Confissão: A Minha Dupla Vida de Esposa Exemplar e Amante Insaciável

Sou a Ana, 38 anos, casada há 15 com o João, gerente de banco, vida impecável em Lisboa. De dia, sou advogada respeitada, salto alto, saia lápis, aliança a brilhar no dedo. Ninguém imagina que à tarde, quando digo ‘reunião extra’, o coração me bate forte de excitação. Adoro o risco, o medo de ser apanhada. Ontem, marquei com o Pedro, um gajo do site, num apartamento que aluguei escondido. Mandei mails picantes, prometi fotos para o aquecer. De manhã, no banho, raspei a cona toda, só um triângulo pequeno acima das lábios. Tirei fotos: dedos na cona molhada, plug no cu a entrar devagar. Depois, dois pepinos – um na cona, outro no cu, agachada, pernas a tremer de tesão. Mandei-lhe, ele respondeu: ‘Vai ser brutal’. O marido beijou-me à saída, inocente. Eu, já pingando.

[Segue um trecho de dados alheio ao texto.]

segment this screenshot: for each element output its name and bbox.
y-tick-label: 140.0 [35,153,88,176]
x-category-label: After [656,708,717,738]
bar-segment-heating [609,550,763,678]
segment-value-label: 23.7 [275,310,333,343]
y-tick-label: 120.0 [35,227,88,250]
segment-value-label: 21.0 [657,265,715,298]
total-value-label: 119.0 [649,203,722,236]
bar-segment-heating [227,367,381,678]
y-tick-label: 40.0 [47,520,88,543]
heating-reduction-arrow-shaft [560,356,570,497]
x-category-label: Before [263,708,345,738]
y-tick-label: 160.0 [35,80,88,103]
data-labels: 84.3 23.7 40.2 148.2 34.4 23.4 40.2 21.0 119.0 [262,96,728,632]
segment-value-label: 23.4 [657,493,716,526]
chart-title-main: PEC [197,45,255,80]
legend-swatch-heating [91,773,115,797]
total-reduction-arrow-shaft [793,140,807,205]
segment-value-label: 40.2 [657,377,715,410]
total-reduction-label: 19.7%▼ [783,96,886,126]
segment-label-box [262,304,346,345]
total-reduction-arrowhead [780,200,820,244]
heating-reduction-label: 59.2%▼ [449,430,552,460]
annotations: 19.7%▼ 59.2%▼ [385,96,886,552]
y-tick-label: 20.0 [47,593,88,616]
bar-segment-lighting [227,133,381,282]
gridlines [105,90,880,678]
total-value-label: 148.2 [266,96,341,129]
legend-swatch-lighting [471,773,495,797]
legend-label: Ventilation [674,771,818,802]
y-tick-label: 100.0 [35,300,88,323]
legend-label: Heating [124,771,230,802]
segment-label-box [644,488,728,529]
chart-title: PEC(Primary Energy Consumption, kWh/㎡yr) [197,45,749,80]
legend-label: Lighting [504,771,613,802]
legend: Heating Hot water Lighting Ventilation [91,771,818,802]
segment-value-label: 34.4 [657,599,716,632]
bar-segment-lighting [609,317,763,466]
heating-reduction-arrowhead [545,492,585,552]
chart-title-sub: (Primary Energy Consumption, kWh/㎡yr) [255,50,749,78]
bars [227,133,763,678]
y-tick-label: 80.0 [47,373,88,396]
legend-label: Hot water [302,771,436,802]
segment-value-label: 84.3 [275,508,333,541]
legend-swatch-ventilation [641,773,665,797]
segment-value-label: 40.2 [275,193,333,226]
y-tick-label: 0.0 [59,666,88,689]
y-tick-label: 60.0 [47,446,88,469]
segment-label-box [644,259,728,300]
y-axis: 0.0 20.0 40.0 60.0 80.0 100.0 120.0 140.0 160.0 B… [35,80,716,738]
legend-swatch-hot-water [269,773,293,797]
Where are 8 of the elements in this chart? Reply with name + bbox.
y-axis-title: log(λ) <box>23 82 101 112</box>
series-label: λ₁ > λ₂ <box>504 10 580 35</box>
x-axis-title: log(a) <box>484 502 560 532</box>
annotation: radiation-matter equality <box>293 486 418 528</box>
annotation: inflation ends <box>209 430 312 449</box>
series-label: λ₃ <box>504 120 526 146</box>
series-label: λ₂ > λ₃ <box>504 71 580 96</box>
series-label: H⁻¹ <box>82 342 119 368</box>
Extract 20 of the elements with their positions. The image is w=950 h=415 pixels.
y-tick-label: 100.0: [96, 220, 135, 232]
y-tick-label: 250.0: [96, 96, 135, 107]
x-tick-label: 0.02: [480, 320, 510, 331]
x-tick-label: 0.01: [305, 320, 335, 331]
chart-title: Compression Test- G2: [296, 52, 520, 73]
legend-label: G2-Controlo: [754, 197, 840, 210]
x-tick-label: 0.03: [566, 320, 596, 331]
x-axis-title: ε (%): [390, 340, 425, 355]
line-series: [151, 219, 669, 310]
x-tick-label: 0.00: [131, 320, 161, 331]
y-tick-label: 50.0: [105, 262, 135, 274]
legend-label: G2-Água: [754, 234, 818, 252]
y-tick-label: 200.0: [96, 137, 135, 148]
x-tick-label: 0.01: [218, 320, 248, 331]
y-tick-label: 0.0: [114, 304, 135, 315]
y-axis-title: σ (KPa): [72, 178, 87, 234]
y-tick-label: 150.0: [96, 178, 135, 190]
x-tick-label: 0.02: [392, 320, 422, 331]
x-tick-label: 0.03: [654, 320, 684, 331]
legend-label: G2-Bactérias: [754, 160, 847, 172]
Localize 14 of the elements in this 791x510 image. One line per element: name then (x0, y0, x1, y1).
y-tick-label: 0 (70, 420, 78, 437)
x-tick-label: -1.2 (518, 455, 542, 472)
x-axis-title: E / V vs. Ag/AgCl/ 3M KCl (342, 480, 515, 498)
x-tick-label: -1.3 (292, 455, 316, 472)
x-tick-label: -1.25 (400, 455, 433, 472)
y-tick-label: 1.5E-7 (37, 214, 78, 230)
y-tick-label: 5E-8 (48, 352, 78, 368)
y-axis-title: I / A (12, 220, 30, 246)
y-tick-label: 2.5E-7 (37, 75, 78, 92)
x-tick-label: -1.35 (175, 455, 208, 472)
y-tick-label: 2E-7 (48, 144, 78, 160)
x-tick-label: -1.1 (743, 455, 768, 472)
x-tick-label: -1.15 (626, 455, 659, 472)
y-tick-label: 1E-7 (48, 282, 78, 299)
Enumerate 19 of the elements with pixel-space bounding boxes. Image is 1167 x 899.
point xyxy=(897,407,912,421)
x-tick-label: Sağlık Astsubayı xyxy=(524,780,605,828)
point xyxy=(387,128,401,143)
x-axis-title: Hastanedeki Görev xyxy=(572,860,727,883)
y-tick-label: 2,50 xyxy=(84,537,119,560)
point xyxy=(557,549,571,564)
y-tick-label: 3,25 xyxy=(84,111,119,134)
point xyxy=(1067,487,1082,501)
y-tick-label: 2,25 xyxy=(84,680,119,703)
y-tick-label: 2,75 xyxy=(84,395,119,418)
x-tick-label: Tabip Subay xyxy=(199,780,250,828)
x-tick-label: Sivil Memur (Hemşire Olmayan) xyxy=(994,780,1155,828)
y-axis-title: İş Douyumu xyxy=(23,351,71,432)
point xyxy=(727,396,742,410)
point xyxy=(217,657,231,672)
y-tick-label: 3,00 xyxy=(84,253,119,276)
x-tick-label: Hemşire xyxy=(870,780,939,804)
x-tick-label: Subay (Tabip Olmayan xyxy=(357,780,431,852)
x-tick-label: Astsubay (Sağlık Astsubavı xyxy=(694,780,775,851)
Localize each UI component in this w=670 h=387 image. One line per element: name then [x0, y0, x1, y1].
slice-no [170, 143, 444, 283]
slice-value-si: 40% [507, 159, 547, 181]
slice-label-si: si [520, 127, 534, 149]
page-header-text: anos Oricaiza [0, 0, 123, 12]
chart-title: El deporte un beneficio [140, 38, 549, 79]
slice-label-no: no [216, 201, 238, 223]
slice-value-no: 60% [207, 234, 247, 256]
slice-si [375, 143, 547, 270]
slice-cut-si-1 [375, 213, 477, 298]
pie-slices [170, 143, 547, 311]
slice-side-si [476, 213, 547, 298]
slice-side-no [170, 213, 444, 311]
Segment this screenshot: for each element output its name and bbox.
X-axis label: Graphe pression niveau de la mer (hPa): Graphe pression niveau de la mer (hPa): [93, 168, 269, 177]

Cheguei ao prédio, quarto andar, porta entreaberta como combinado. Entrei, vestida com robe curto, collants pretos, salto alto, lenço nos olhos para não ver o rosto dele – mais segredo, mais adrenalina. Fechei a porta, coração aos pulos. Ele chega por trás, sinto o cheiro dele, mãos no meu braço nu. Arrepio-me toda. ‘Estás pronta?’, sussurra. Aceno, sim. Ele acende luzes fortes, spotlights no meu corpo, sinto-me exposta, nua mesmo com roupa. Tira-me o robe devagar, desabotoa o sutiã, mama para fora, grande e pesada. Morde o mamilo forte, dói mas excita. ‘Gostas assim?’, pergunta. ‘Sim… mais’, gemo, culpada mas louca de desejo. Ele ata-me as mãos atrás, sobe-as à escada, foto atrás de foto com o telemóvel. Sinto a aliança fria contra a pele quente dele. Ele lambe as axilas, ainda com cheiro a espuma, baixa o robe à cintura, mama exposta. Pica-me os mamilos, eu recuo mas volto, ‘Não pares’. Ele ri baixo, tira tudo menos collants e saltos. Abre-me as pernas à força, palmada no cu se eu fecho. Dedos na cona, dois de rompante, puxa para trás. Gozei ali, pernas bambas.

O Segredo que Esconde a Minha Rotina Perfeita

Ele manda-me ajoelhar, pau duro roçando a cara. ‘Chupa’, ordem. Abro a boca, lambo o caralho todo, bolas aos sacos, engulo fundo, engasgo mas continuo. Ele fode-me a boca como se fosse cona, deformando as bochechas. Sentada no sofá, ele entre as minhas coxas, lambe a cona, suga o clitóris, dedos no ponto G. Mouille-me toda, doce e pegajosa. ‘Quero a tua mão inteira’, peço, ousada. Lubrifica, fisting devagar – punho na cona até ao pulso, eu mexo os quadris, fodo-me no braço dele, grito animal quando gozo, cona a apertar forte, gel e sumo a escorrer. Ele fotografa o buraco aberto. Depois, capote no pau, monto-o, empalo-me fundo, mamas a bater na cara dele. Viro de quatro, abre-me o cu com dedos molhados de cona. ‘Enfia no cu’, imploro. Ele pressiona o caralho na roseta, entra aos poucos, remexe, depois fode forte. Sinto-o no fundo, mão dele na cona, dedos a tocar o pau pela parede fina. Gozo aos berros, ‘Fode-me mais, racha-me!’. Ele sai, arranca capote, goza na boca, engulo tudo, lambo as bolas.

Ficámos ali, suados, abraçados no sofá, eu com lenço ainda, sem ver o rosto. Ele veste-se, sai discreto. Eu arrumo tudo a correr – lençóis na máquina, cheiro a desinfetar. Olho o relógio: meia hora para o marido chegar. Visto-me, aliança no dedo, batom perfeito. No carro, cona ainda a pulsar, cu dolorido mas feliz. Chego, beijo-o, janto normal. De noite, deito-me ao lado dele, penso na foda, toco-me escondida. O segredo arde em mim, culpa mínima, tesão máximo. Quero mais. Ele mandou mensagem: ‘Volta? Levo um amigo’. O coração acelerou outra vez.